Organizzano i Gathering per sfidarsi, mettersi alla prova in combattimenti realistici – eventi che man mano diventano sempre più strutturati, dominati da artisti marziali “totali”. La violenza bruta viene sostituita, come accadde alle gabbie di Mma più o meno nello stesso periodo, da una preparazione tecnica, controllata. Non sfugge a chi ha praticato o pratica pugilato o Muay Thai il movimento di gambe.

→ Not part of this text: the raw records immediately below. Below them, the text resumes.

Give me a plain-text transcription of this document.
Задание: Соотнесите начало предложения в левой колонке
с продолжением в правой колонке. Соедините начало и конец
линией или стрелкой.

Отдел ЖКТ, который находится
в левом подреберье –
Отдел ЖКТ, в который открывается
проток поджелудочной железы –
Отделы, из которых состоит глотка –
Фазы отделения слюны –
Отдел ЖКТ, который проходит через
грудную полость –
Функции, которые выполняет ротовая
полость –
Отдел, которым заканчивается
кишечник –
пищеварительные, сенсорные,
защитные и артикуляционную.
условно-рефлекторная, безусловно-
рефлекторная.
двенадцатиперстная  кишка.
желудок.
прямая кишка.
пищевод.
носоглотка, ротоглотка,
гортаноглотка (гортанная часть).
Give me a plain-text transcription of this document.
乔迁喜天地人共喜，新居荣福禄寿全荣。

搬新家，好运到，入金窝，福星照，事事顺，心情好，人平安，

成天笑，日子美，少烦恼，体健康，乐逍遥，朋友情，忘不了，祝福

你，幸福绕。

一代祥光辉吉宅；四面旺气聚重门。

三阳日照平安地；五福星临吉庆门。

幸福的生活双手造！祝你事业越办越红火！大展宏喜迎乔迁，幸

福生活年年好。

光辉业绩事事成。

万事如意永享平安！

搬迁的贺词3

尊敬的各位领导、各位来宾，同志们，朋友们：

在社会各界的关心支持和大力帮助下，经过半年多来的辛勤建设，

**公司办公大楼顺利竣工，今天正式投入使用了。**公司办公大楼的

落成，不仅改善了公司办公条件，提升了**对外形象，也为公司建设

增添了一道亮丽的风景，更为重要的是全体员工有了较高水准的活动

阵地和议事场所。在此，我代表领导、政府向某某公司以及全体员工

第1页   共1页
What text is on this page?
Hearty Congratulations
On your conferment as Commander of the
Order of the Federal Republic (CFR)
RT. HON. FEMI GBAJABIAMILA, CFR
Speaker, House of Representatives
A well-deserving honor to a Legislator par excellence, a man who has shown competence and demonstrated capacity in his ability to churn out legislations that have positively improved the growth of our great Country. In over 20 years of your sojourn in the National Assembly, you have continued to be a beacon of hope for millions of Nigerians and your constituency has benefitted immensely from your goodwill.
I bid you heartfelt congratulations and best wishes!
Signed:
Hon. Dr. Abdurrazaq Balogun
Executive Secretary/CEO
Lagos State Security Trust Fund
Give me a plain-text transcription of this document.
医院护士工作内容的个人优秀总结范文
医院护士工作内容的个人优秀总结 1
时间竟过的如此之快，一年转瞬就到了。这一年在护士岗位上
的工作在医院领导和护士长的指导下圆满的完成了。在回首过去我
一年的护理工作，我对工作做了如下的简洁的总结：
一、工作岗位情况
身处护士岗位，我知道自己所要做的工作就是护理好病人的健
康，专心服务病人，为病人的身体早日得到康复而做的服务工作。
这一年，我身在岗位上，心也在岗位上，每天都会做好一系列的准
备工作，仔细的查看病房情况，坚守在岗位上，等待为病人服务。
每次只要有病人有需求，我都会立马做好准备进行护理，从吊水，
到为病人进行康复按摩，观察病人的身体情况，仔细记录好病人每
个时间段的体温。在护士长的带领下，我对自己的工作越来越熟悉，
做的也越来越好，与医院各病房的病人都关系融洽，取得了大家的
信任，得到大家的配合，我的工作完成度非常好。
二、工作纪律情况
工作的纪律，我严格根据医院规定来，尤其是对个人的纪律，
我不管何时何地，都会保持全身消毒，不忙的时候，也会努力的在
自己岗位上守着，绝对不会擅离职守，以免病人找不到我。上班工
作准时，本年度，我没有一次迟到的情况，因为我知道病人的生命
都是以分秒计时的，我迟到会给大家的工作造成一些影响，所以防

Mentre l’Mma è diventato, fuori dalla gabbia, uno spettacolo fatto di divismo commerciale per fare hype, aumentare gli streaming, grazie a trash talking e insulti tra gli sfidanti e mentre varie arti marziali si sono trasformate in sport da palestra dove si fa collezionismo di tecniche inefficaci in un contesto reale; mentre su YouTube o in vari corsi impazzano disarmi da coltelli o addirittura da armi da fuoco che rasentano la fantascienza, i Dog Brothers, leali a un’arcaica ricerca della verità che Pasolini chiamava “necessaria, brutale”, lasciano famiglia, impegni, uffici, lavoro, in direzione gathering. La maschera da scherma non serve solo a proteggere il cranio da colpi potenzialmente fatali: ha la funzione di spersonalizzare l’io, ridurlo a pura volontà di autosuperamento, che qua avviene combattendo la lotta legalizzata più violenta nel circuito contemporaneo perché contempla, anzi è basata, sull’uso delle armi da percussione. Finiti gli incontri, della durata di due minuti, ognuno torna alla propria vita, si spera senza passare per l’ospedale, avendo domato i propri demoni per poco e con qualche amico e amica in più.